顕微授精の作業負担の軽減につながる新型顕微鏡を国内外の医療機関に販売する(4日、東京都中央区)

ニコンは4日、不妊治療に使う顕微鏡を5日に発売すると発表した。顕微鏡を用いて卵子に精子を注入する「顕微授精」向けで、必要な設定をワンタッチでできるボタンを備えた。操作の工程数を約75%減らし、受精作業をする「胚培養士」の負担軽減につなげる。

製品名は「エクリプス ティーアイツーアイ」。顕微授精には精子や卵子の観察、精子の注入など6つのプロセスがある。従来型の顕微鏡では対物レンズや光量などの複雑な設定をその都度する手間があった。新製品ではプロセスごとの設定を1つのボタンに集約し、作業を簡略化できる。
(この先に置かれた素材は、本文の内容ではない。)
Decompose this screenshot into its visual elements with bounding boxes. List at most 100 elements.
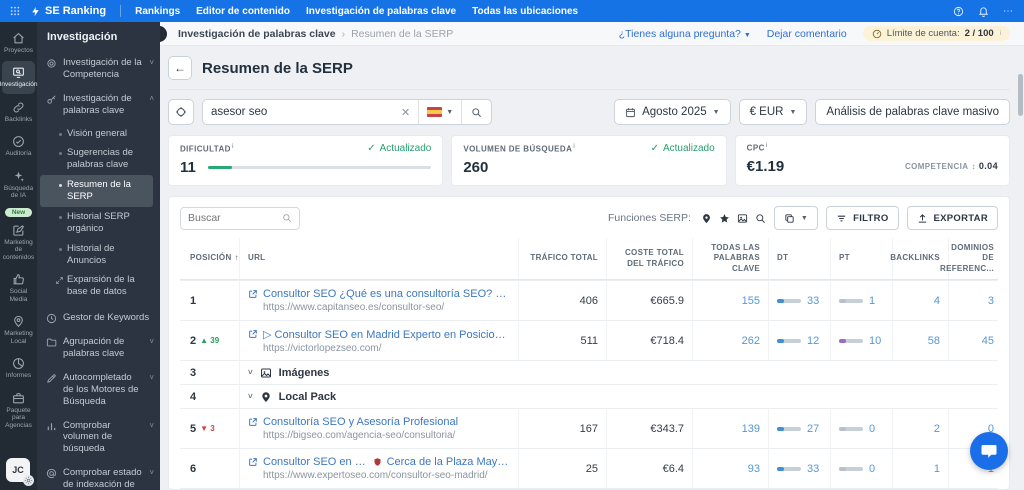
- location-target-button[interactable]: [168, 99, 194, 125]
- rail-item-auditoria[interactable]: Auditoría: [2, 130, 35, 162]
- currency-selector-button[interactable]: € EUR ▼: [738, 99, 808, 125]
- menu-item-palabras-clave[interactable]: Investigación de palabras clave ˄: [37, 87, 160, 123]
- header-pt[interactable]: PT: [830, 238, 892, 280]
- images-icon[interactable]: [737, 213, 748, 224]
- help-icon[interactable]: [953, 6, 964, 17]
- result-link-cont[interactable]: Cerca de la Plaza Mayor de ...: [387, 456, 510, 468]
- nav-item-all-locations[interactable]: Todas las ubicaciones: [472, 6, 578, 17]
- menu-item-gestor-keywords[interactable]: Gestor de Keywords: [37, 306, 160, 330]
- local-pack-pin-icon[interactable]: [701, 213, 712, 224]
- menu-item-autocompletado[interactable]: Autocompletado de los Motores de Búsqued…: [37, 366, 160, 414]
- rail-item-marketing-contenidos[interactable]: Marketing de contenidos: [2, 219, 35, 266]
- submenu-resumen-serp[interactable]: Resumen de la SERP: [40, 175, 153, 207]
- rail-item-busqueda-ia[interactable]: Búsqueda de IA: [2, 165, 35, 205]
- clear-input-icon[interactable]: ✕: [393, 106, 418, 119]
- result-link[interactable]: Consultoría SEO y Asesoría Profesional: [263, 416, 458, 428]
- menu-item-agrupacion[interactable]: Agrupación de palabras clave ˅: [37, 330, 160, 366]
- vertical-scrollbar[interactable]: [1018, 74, 1023, 116]
- external-link-icon[interactable]: [248, 457, 258, 467]
- rail-item-backlinks[interactable]: Backlinks: [2, 96, 35, 128]
- search-feature-icon[interactable]: [755, 213, 766, 224]
- feature-local-pack[interactable]: ˅ Local Pack: [248, 391, 336, 403]
- breadcrumb-keyword-research[interactable]: Investigación de palabras clave: [178, 28, 336, 40]
- external-link-icon[interactable]: [248, 329, 258, 339]
- submenu-palabras-clave: Visión general Sugerencias de palabras c…: [37, 123, 160, 307]
- chevron-down-icon[interactable]: ˅: [248, 368, 253, 377]
- external-link-icon[interactable]: [248, 417, 258, 427]
- nav-item-rankings[interactable]: Rankings: [135, 6, 180, 17]
- rail-item-paquete-agencias[interactable]: Paquete para Agencias: [2, 387, 35, 434]
- result-link[interactable]: Consultor SEO en Madrid: [263, 456, 368, 468]
- keywords-link[interactable]: 262: [692, 321, 768, 361]
- date-selector-button[interactable]: Agosto 2025 ▼: [614, 99, 731, 125]
- nav-item-keyword-research[interactable]: Investigación de palabras clave: [306, 6, 456, 17]
- menu-item-competencia[interactable]: Investigación de la Competencia ˅: [37, 51, 160, 87]
- rail-item-informes[interactable]: Informes: [2, 352, 35, 384]
- more-menu-icon[interactable]: ⋯: [1003, 6, 1014, 17]
- header-ref-domains[interactable]: DOMINIOS DE REFERENC...: [940, 238, 998, 280]
- rail-item-social-media[interactable]: Social Media: [2, 268, 35, 308]
- result-link[interactable]: ▷ Consultor SEO en Madrid Experto en Pos…: [263, 328, 510, 341]
- backlinks-link[interactable]: 2: [892, 409, 948, 449]
- header-position[interactable]: POSICIÓN ↑: [180, 238, 240, 280]
- notifications-bell-icon[interactable]: [978, 6, 989, 17]
- menu-item-volumen[interactable]: Comprobar volumen de búsqueda ˅: [37, 414, 160, 462]
- rail-item-marketing-local[interactable]: Marketing Local: [2, 310, 35, 350]
- settings-gear-icon[interactable]: [23, 475, 34, 486]
- submenu-vision-general[interactable]: Visión general: [40, 124, 153, 144]
- result-url: https://bigseo.com/agencia-seo/consultor…: [263, 430, 456, 442]
- clock-icon: [46, 313, 57, 324]
- chat-widget-button[interactable]: [970, 432, 1008, 470]
- table-row: 5 ▼ 3 Consultoría SEO y Asesoría Profesio…: [180, 408, 998, 449]
- rail-item-investigacion[interactable]: Investigación: [0, 61, 37, 94]
- chevron-down-icon[interactable]: ˅: [248, 392, 253, 401]
- question-dropdown[interactable]: ¿Tienes alguna pregunta? ▼: [619, 28, 751, 40]
- backlinks-link[interactable]: 4: [892, 281, 948, 321]
- header-cost[interactable]: COSTE TOTAL DEL TRÁFICO: [606, 238, 692, 280]
- account-limit-badge[interactable]: Límite de cuenta: 2 / 100 i: [862, 26, 1010, 41]
- ref-domains-link[interactable]: 3: [948, 281, 998, 321]
- key-icon: [46, 94, 57, 105]
- table-toolbar: Funciones SERP: ▼: [180, 206, 998, 230]
- submenu-sugerencias[interactable]: Sugerencias de palabras clave: [40, 143, 153, 175]
- search-submit-button[interactable]: [462, 107, 491, 118]
- export-button[interactable]: EXPORTAR: [906, 206, 998, 230]
- header-dt[interactable]: DT: [768, 238, 830, 280]
- backlinks-link[interactable]: 1: [892, 449, 948, 489]
- header-url[interactable]: URL: [240, 238, 518, 279]
- difficulty-status: ✓ Actualizado: [367, 143, 432, 154]
- bolt-icon: [30, 6, 41, 17]
- country-selector[interactable]: ▼: [419, 107, 461, 117]
- rail-item-proyectos[interactable]: Proyectos: [2, 27, 35, 59]
- user-avatar[interactable]: JC: [6, 458, 34, 486]
- pt-bar: [839, 466, 863, 471]
- menu-item-indexacion[interactable]: Comprobar estado de indexación de la pág…: [37, 461, 160, 490]
- external-link-icon[interactable]: [248, 289, 258, 299]
- feedback-link[interactable]: Dejar comentario: [767, 28, 847, 40]
- bulk-analysis-button[interactable]: Análisis de palabras clave masivo: [815, 99, 1010, 125]
- header-traffic[interactable]: TRÁFICO TOTAL: [518, 238, 606, 280]
- submenu-expansion-bd[interactable]: Expansión de la base de datos: [40, 270, 153, 302]
- difficulty-value: 11: [180, 159, 196, 176]
- backlinks-link[interactable]: 58: [892, 321, 948, 361]
- back-button[interactable]: ←: [168, 56, 192, 80]
- reviews-star-icon[interactable]: [719, 213, 730, 224]
- table-search-input[interactable]: [188, 212, 273, 224]
- submenu-historial-anuncios[interactable]: Historial de Anuncios: [40, 239, 153, 271]
- apps-grid-icon[interactable]: [10, 6, 20, 16]
- spain-flag-icon: [427, 107, 443, 117]
- nav-item-content-editor[interactable]: Editor de contenido: [196, 6, 290, 17]
- result-link[interactable]: Consultor SEO ¿Qué es una consultoría SE…: [263, 288, 510, 300]
- keyword-input[interactable]: [203, 106, 393, 118]
- research-icon: [12, 66, 25, 79]
- keywords-link[interactable]: 155: [692, 281, 768, 321]
- header-keywords[interactable]: TODAS LAS PALABRAS CLAVE: [692, 238, 768, 280]
- copy-dropdown-button[interactable]: ▼: [773, 206, 819, 230]
- ref-domains-link[interactable]: 45: [948, 321, 998, 361]
- feature-images[interactable]: ˅ Imágenes: [248, 367, 329, 379]
- brand-logo[interactable]: SE Ranking: [30, 5, 106, 17]
- keywords-link[interactable]: 93: [692, 449, 768, 489]
- filter-button[interactable]: FILTRO: [826, 206, 899, 230]
- submenu-historial-serp[interactable]: Historial SERP orgánico: [40, 207, 153, 239]
- keywords-link[interactable]: 139: [692, 409, 768, 449]
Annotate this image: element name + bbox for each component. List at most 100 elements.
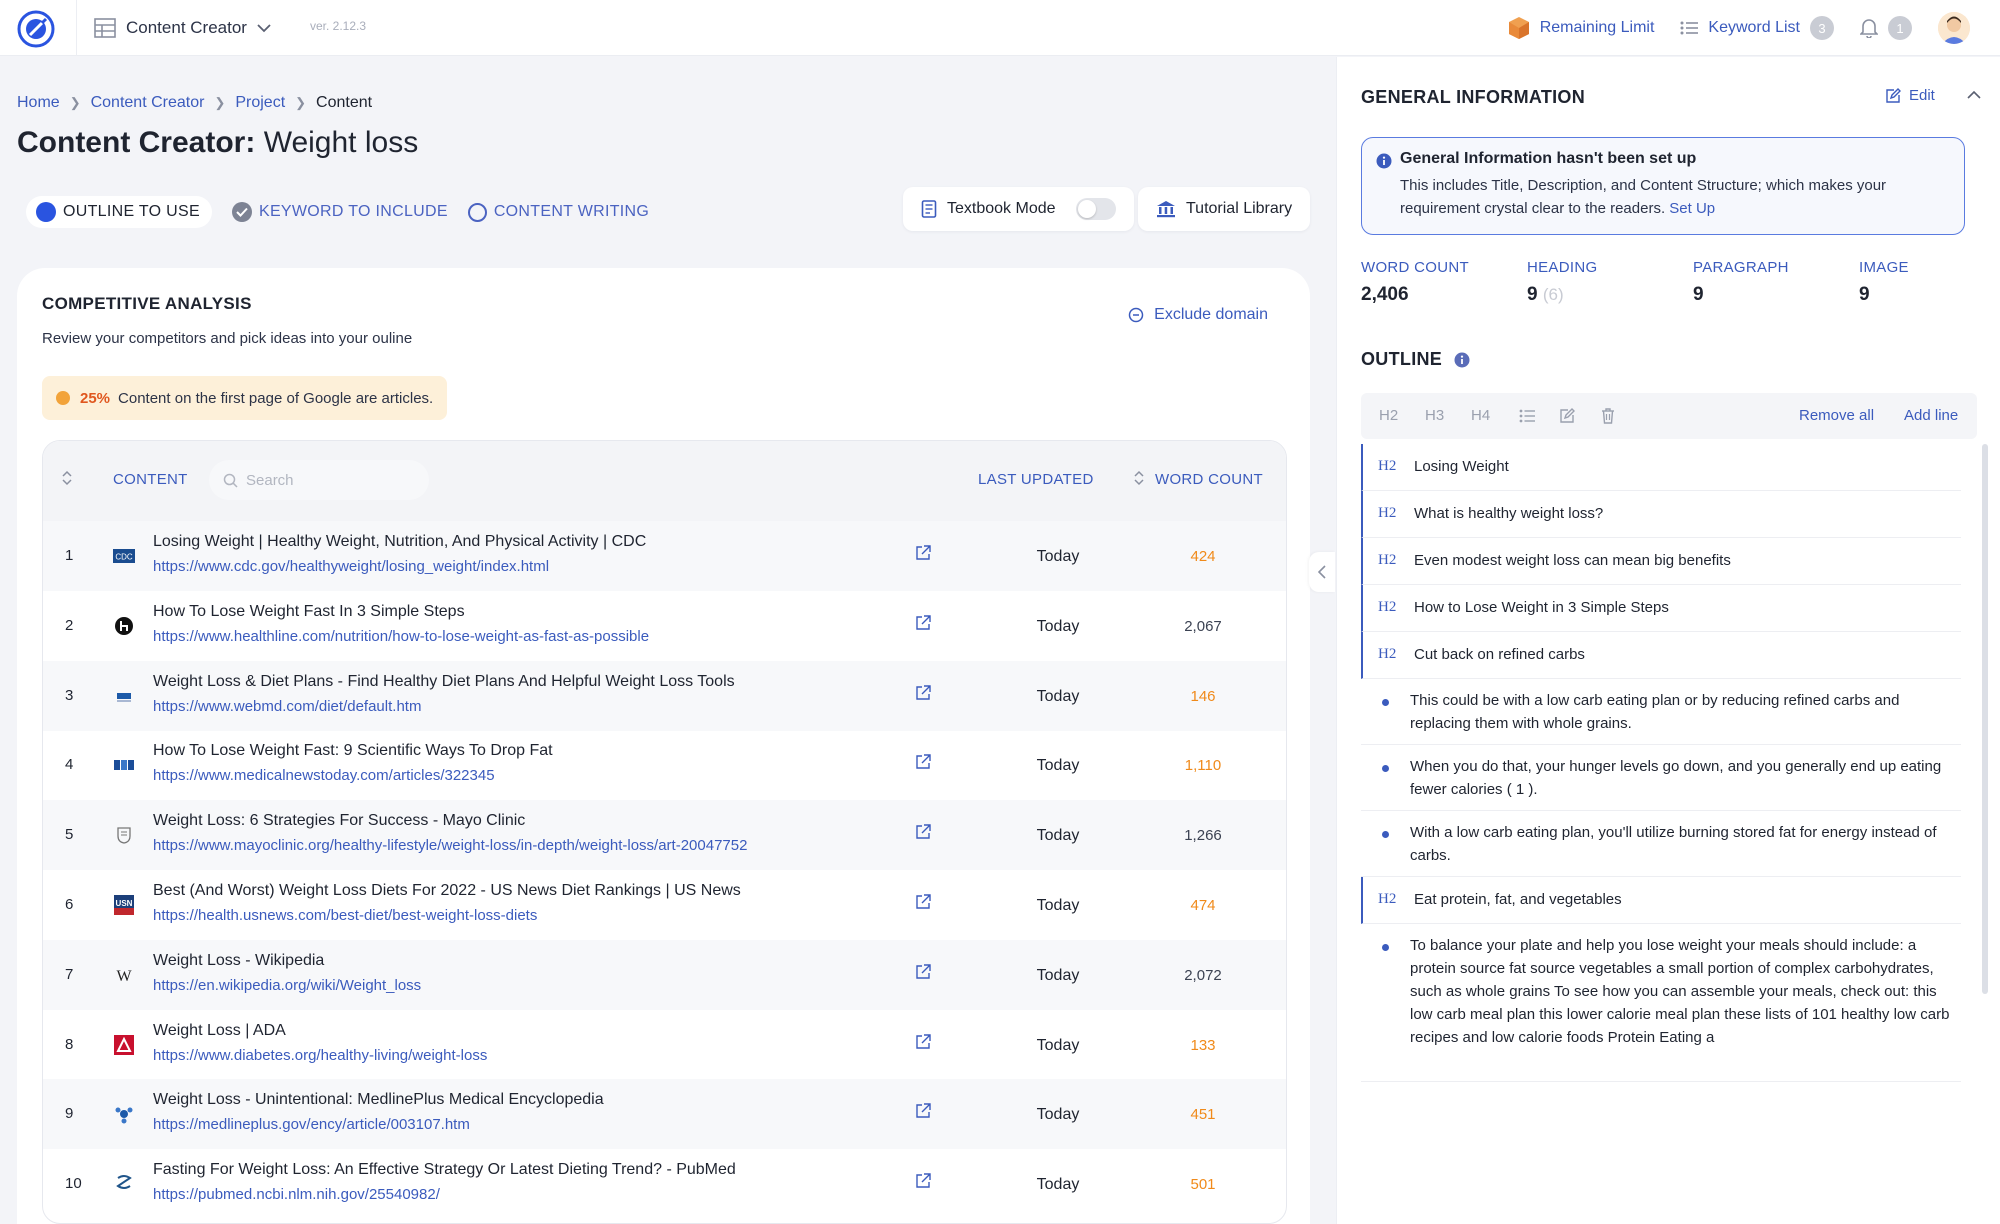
paragraph-text: When you do that, your hunger levels go … [1410, 758, 1942, 798]
step-keyword-to-include[interactable]: KEYWORD TO INCLUDE [231, 202, 448, 222]
breadcrumb-current: Content [316, 94, 373, 111]
row-title: Best (And Worst) Weight Loss Diets For 2… [153, 882, 741, 899]
panel-collapse-toggle[interactable] [1309, 552, 1335, 592]
outline-heading-item[interactable]: H2 What is healthy weight loss? [1361, 491, 1961, 538]
row-url-link[interactable]: https://health.usnews.com/best-diet/best… [153, 907, 537, 924]
edit-icon[interactable] [1559, 408, 1575, 428]
row-title: How To Lose Weight Fast: 9 Scientific Wa… [153, 742, 553, 760]
row-url-link[interactable]: https://en.wikipedia.org/wiki/Weight_los… [153, 977, 421, 994]
step-outline-to-use[interactable]: OUTLINE TO USE [26, 196, 212, 228]
row-index: 8 [65, 1035, 74, 1053]
tutorial-library-button[interactable]: Tutorial Library [1138, 187, 1311, 231]
row-url-link[interactable]: https://www.mayoclinic.org/healthy-lifes… [153, 837, 747, 854]
row-url-link[interactable]: https://www.cdc.gov/healthyweight/losing… [153, 558, 549, 575]
table-search[interactable] [209, 460, 429, 500]
external-link-icon[interactable] [915, 684, 931, 706]
add-line-button[interactable]: Add line [1904, 407, 1958, 424]
table-row[interactable]: 9 Weight Loss - Unintentional: MedlinePlu… [43, 1079, 1286, 1150]
outline-paragraph-item[interactable]: To balance your plate and help you lose … [1361, 924, 1961, 1082]
row-url-link[interactable]: https://medlineplus.gov/ency/article/003… [153, 1116, 470, 1133]
remaining-limit-button[interactable]: Remaining Limit [1508, 16, 1654, 40]
set-up-link[interactable]: Set Up [1669, 200, 1715, 217]
row-url-link[interactable]: https://www.webmd.com/diet/default.htm [153, 698, 421, 715]
step-content-writing[interactable]: CONTENT WRITING [467, 202, 649, 222]
info-icon[interactable] [1454, 352, 1470, 368]
column-content: CONTENT [113, 471, 188, 488]
outline-heading-item[interactable]: H2 Eat protein, fat, and vegetables [1361, 877, 1961, 924]
heading-text: Cut back on refined carbs [1414, 646, 1585, 663]
table-row[interactable]: 4 How To Lose Weight Fast: 9 Scientific W… [43, 730, 1286, 800]
external-link-icon[interactable] [915, 1103, 931, 1124]
app-switcher[interactable]: Content Creator [94, 16, 271, 40]
keyword-list-button[interactable]: Keyword List 3 [1680, 16, 1834, 40]
stat-value: 9 (6) [1527, 284, 1564, 305]
breadcrumb-home[interactable]: Home [17, 94, 60, 112]
edit-button[interactable]: Edit [1885, 87, 1935, 104]
outline-paragraph-item[interactable]: When you do that, your hunger levels go … [1361, 745, 1961, 811]
table-row[interactable]: 7 W Weight Loss - Wikipedia https://en.wiki… [43, 939, 1286, 1010]
table-row[interactable]: 8 Weight Loss | ADA https://www.diabetes.o… [43, 1010, 1286, 1080]
external-link-icon[interactable] [915, 964, 931, 985]
sort-icon[interactable] [61, 470, 73, 490]
webmd-favicon-icon [113, 685, 135, 707]
row-index: 4 [65, 756, 74, 774]
paragraph-text: This could be with a low carb eating pla… [1410, 692, 1900, 732]
row-url-link[interactable]: https://www.medicalnewstoday.com/article… [153, 767, 495, 784]
collapse-section-button[interactable] [1967, 87, 1981, 105]
bullet-list-icon[interactable] [1519, 409, 1535, 427]
exclude-domain-button[interactable]: Exclude domain [1128, 306, 1268, 324]
column-last-updated[interactable]: LAST UPDATED [978, 471, 1094, 488]
paragraph-text: To balance your plate and help you lose … [1410, 937, 1950, 1046]
textbook-mode-switch[interactable] [1075, 198, 1116, 220]
search-input[interactable] [246, 471, 406, 489]
outline-heading-item[interactable]: H2 How to Lose Weight in 3 Simple Steps [1361, 585, 1961, 632]
outline-scrollbar[interactable] [1982, 444, 1988, 994]
row-url-link[interactable]: https://pubmed.ncbi.nlm.nih.gov/25540982… [153, 1186, 440, 1203]
external-link-icon[interactable] [915, 754, 931, 775]
sort-icon[interactable] [1133, 470, 1145, 490]
external-link-icon[interactable] [915, 615, 931, 636]
trash-icon[interactable] [1601, 408, 1615, 428]
competitive-analysis-card: COMPETITIVE ANALYSIS Review your competi… [17, 268, 1310, 1224]
bullet-icon [1382, 699, 1389, 706]
table-row[interactable]: 2 How To Lose Weight Fast In 3 Simple Ste… [43, 591, 1286, 661]
insert-h2-button[interactable]: H2 [1379, 407, 1398, 424]
keyword-count-badge: 3 [1810, 16, 1834, 40]
app-logo-icon[interactable] [16, 9, 56, 49]
table-row[interactable]: 10 Fasting For Weight Loss: An Effective … [43, 1149, 1286, 1219]
row-last-updated: Today [1036, 617, 1080, 635]
external-link-icon[interactable] [915, 545, 931, 566]
svg-text:CDC: CDC [115, 553, 133, 562]
notifications-button[interactable]: 1 [1860, 16, 1912, 40]
table-row[interactable]: 3 Weight Loss & Diet Plans - Find Healthy… [43, 660, 1286, 731]
column-word-count[interactable]: WORD COUNT [1155, 471, 1263, 488]
chevron-down-icon [257, 24, 271, 33]
breadcrumb-project[interactable]: Project [235, 94, 285, 112]
table-row[interactable]: 1 CDC Losing Weight | Healthy Weight, Nutr… [43, 521, 1286, 591]
outline-paragraph-item[interactable]: This could be with a low carb eating pla… [1361, 679, 1961, 745]
remove-all-button[interactable]: Remove all [1799, 407, 1874, 424]
table-row[interactable]: 5 Weight Loss: 6 Strategies For Success -… [43, 800, 1286, 871]
heading-level-tag: H2 [1378, 458, 1397, 474]
outline-paragraph-item[interactable]: With a low carb eating plan, you'll util… [1361, 811, 1961, 877]
row-url-link[interactable]: https://www.diabetes.org/healthy-living/… [153, 1047, 487, 1064]
stat-value: 2,406 [1361, 284, 1409, 305]
breadcrumb-content-creator[interactable]: Content Creator [91, 94, 205, 112]
outline-heading-item[interactable]: H2 Even modest weight loss can mean big b… [1361, 538, 1961, 585]
external-link-icon[interactable] [915, 1033, 931, 1055]
keyword-list-label: Keyword List [1708, 19, 1800, 36]
outline-heading-item[interactable]: H2 Cut back on refined carbs [1361, 632, 1961, 679]
textbook-mode-toggle[interactable]: Textbook Mode [903, 187, 1134, 231]
external-link-icon[interactable] [915, 1173, 931, 1194]
user-avatar[interactable] [1938, 12, 1970, 44]
insert-h4-button[interactable]: H4 [1471, 407, 1490, 424]
outline-heading-item[interactable]: H2 Losing Weight [1361, 444, 1961, 491]
row-title: Weight Loss - Unintentional: MedlinePlus… [153, 1091, 604, 1109]
chevron-left-icon [1317, 565, 1326, 579]
external-link-icon[interactable] [915, 894, 931, 915]
insert-h3-button[interactable]: H3 [1425, 407, 1444, 424]
external-link-icon[interactable] [915, 824, 931, 845]
table-row[interactable]: 6 USN Best (And Worst) Weight Loss Diets F… [43, 870, 1286, 940]
row-url-link[interactable]: https://www.healthline.com/nutrition/how… [153, 628, 649, 645]
info-box-text: This includes Title, Description, and Co… [1400, 174, 1950, 220]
独自の光学技術も生かし、視野の明るさも高めた。顕微授精では卵子の中にある「紡錘体」と呼ばれる構造体の観察が重要になる。見えにくい紡錘体を全方位でカラー表示することで、精子を卵子に注入する際に針を刺す角度を見極めやすくする。

価格は仕様によって異なり、国内で800万〜1000万円程度を想定する。海外を含め生殖医療を手掛ける医療機関に売り込む。

同日都内で説明会を開いた山口達也常務執行役員は「少子化は国内にとどまらず海外でも課題となっており、積極的に販売していく」と話した。2022年4月から顕微授精を含む不妊治療が国内で保険適用になった。不妊治療による出生児数は拡大している。